その瞬間、後ろから物凄い物音を立てて馬車がやってくる。
馬を操っている人の顔を見ると青ざめて必死なのが遠目からでもよくわかる、すごいスピードを出していて撥ねられてはたまらないので慌てて道を譲りつつ『そんなにスピードでるんだ馬車って』と思いながら眺める。
馬車の操舵主は俺に気が付いているようで何かを叫んでいるのが分かった。
「……や………げろ……ジャ…ントが……」
目の前を通り過ぎる時に叫んでいたが、スピードもありうまく聞き取れない。だがおおよそモンスターが来ているだろうことは分かった。
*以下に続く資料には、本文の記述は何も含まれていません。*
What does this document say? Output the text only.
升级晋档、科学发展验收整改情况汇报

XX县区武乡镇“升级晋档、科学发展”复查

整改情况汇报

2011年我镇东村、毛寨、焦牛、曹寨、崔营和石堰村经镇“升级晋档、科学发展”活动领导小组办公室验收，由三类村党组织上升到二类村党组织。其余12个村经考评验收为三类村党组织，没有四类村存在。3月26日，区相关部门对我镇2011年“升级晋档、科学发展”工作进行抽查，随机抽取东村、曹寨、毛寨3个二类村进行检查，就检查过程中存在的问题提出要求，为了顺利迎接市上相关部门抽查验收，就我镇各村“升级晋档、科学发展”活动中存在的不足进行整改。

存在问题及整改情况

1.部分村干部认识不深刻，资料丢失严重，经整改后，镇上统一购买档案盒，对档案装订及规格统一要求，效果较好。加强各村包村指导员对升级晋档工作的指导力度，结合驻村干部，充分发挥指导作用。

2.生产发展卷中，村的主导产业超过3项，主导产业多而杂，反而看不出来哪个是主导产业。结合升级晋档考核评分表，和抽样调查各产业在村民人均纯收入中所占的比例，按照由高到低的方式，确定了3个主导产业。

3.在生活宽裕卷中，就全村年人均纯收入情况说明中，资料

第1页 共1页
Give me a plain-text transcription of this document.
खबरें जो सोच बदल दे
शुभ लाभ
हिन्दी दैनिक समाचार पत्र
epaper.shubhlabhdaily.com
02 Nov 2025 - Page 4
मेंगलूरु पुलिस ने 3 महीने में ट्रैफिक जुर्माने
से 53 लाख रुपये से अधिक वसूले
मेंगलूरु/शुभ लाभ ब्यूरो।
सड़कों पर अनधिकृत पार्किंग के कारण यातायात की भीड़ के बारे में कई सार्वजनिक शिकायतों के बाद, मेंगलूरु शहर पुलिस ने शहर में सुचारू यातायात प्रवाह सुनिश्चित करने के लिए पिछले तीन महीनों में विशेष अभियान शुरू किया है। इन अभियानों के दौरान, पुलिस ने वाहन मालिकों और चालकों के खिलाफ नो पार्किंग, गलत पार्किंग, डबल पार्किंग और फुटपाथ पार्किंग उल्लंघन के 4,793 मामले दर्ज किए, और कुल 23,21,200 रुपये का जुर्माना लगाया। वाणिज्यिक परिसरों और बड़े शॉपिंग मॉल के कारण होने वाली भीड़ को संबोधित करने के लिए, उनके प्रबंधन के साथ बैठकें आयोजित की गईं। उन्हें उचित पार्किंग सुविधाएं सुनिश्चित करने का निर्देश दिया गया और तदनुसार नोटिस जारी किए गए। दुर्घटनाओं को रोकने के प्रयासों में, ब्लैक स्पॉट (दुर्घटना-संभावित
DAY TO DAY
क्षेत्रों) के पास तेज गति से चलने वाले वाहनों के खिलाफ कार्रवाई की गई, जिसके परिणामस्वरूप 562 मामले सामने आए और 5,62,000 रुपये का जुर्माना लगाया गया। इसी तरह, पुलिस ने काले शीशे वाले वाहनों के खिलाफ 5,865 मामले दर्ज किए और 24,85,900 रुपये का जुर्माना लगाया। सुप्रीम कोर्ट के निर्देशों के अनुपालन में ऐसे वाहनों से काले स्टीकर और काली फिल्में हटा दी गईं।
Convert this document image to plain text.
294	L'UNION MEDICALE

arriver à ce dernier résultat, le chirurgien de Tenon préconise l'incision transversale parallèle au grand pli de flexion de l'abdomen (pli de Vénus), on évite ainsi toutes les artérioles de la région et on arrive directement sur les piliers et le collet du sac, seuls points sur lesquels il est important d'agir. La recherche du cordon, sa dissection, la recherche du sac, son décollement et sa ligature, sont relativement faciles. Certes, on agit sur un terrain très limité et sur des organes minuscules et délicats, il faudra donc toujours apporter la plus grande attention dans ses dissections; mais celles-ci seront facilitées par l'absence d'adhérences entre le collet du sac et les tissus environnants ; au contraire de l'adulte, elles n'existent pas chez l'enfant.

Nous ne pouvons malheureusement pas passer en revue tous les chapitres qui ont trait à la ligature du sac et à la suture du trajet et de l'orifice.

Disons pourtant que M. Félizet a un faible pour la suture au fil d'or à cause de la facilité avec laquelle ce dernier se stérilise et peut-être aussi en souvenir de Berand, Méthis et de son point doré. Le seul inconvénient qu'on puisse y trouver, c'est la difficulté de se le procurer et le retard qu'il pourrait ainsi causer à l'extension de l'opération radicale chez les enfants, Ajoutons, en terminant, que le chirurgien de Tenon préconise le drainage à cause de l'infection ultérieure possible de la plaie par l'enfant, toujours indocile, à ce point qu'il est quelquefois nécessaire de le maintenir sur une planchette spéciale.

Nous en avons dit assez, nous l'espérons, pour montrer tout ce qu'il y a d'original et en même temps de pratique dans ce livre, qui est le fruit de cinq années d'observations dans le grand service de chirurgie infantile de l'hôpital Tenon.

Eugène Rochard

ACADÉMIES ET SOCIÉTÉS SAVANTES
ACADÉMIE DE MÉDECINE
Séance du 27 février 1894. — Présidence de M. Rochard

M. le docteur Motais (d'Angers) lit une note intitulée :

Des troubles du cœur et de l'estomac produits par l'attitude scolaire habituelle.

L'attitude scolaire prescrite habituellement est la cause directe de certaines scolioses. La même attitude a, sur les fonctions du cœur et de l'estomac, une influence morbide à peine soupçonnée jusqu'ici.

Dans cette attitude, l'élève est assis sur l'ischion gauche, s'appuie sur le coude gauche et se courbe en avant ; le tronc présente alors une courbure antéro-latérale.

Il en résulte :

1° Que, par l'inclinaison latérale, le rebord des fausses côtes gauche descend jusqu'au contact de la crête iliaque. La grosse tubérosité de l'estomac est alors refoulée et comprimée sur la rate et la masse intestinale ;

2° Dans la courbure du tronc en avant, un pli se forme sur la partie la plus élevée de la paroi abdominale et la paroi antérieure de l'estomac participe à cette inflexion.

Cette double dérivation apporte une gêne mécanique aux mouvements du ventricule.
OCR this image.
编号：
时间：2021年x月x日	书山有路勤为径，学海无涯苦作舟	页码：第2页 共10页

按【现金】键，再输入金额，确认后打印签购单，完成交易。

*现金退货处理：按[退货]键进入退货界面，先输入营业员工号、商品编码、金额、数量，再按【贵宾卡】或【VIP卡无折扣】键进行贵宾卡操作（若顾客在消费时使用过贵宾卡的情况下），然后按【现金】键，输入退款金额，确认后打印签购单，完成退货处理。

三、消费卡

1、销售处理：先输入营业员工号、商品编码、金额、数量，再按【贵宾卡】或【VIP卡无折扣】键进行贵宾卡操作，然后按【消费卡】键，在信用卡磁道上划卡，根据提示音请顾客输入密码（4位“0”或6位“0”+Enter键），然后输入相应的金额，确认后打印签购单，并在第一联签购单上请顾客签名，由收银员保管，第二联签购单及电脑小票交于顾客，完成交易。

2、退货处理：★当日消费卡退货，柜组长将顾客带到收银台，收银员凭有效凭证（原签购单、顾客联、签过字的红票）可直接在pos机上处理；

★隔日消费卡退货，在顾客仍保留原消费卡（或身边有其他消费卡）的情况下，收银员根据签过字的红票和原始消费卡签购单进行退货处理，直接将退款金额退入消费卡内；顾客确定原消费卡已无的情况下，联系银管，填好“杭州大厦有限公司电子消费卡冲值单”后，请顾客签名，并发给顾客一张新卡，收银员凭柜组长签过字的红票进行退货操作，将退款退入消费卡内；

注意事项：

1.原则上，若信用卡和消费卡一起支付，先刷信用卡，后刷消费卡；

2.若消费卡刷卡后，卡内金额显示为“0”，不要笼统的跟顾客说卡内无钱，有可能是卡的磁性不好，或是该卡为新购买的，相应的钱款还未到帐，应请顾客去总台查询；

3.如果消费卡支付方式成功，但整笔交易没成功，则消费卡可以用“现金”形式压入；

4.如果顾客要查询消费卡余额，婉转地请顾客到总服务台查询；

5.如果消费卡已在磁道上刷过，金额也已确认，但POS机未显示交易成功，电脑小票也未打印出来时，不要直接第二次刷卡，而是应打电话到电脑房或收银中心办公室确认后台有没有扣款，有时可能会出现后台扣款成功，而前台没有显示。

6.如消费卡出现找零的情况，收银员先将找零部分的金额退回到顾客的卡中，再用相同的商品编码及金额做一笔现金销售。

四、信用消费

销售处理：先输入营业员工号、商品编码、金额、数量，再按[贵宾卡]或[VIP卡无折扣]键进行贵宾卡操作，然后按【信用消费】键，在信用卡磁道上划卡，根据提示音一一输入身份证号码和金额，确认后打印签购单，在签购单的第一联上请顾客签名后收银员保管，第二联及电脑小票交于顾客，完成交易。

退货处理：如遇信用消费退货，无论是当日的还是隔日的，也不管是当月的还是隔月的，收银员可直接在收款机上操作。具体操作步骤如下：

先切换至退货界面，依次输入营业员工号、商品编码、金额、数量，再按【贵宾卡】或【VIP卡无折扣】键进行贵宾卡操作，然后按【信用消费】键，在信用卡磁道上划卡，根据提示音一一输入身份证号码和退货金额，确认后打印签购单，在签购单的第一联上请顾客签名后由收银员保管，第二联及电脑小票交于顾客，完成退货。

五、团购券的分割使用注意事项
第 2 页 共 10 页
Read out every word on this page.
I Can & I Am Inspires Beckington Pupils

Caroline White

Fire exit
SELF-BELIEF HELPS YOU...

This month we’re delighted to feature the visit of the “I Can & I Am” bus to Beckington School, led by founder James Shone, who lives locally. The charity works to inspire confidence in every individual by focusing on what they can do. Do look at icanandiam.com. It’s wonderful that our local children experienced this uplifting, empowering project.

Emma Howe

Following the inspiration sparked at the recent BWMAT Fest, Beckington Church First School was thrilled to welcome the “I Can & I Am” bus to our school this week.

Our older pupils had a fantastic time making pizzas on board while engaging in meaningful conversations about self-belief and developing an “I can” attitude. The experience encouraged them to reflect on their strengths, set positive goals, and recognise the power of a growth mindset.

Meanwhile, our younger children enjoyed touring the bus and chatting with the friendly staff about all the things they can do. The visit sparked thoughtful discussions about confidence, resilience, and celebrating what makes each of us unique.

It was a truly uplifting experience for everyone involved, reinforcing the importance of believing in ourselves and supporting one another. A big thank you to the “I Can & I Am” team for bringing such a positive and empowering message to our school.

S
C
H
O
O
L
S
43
とりあえず自衛の為にゴルフクラブを握りなおして、これまで来た道を振り返る。
おや?
人が歩いてこっちに向かってきてる?
おかしいな。
遠近法が狂っている気がするよ。
ソレとの距離が200mくらいに近づいたと判断した俺は、ソレが身長が8m以上ありそうな巨人なんだとなんとなく理解した。
きっとさっきの通りすがった人は
「早く逃げろ! ジャイアントがやってくる!」
って言おうとしたんだな。うん。
なっとくした俺はアプリを起動して家に帰った。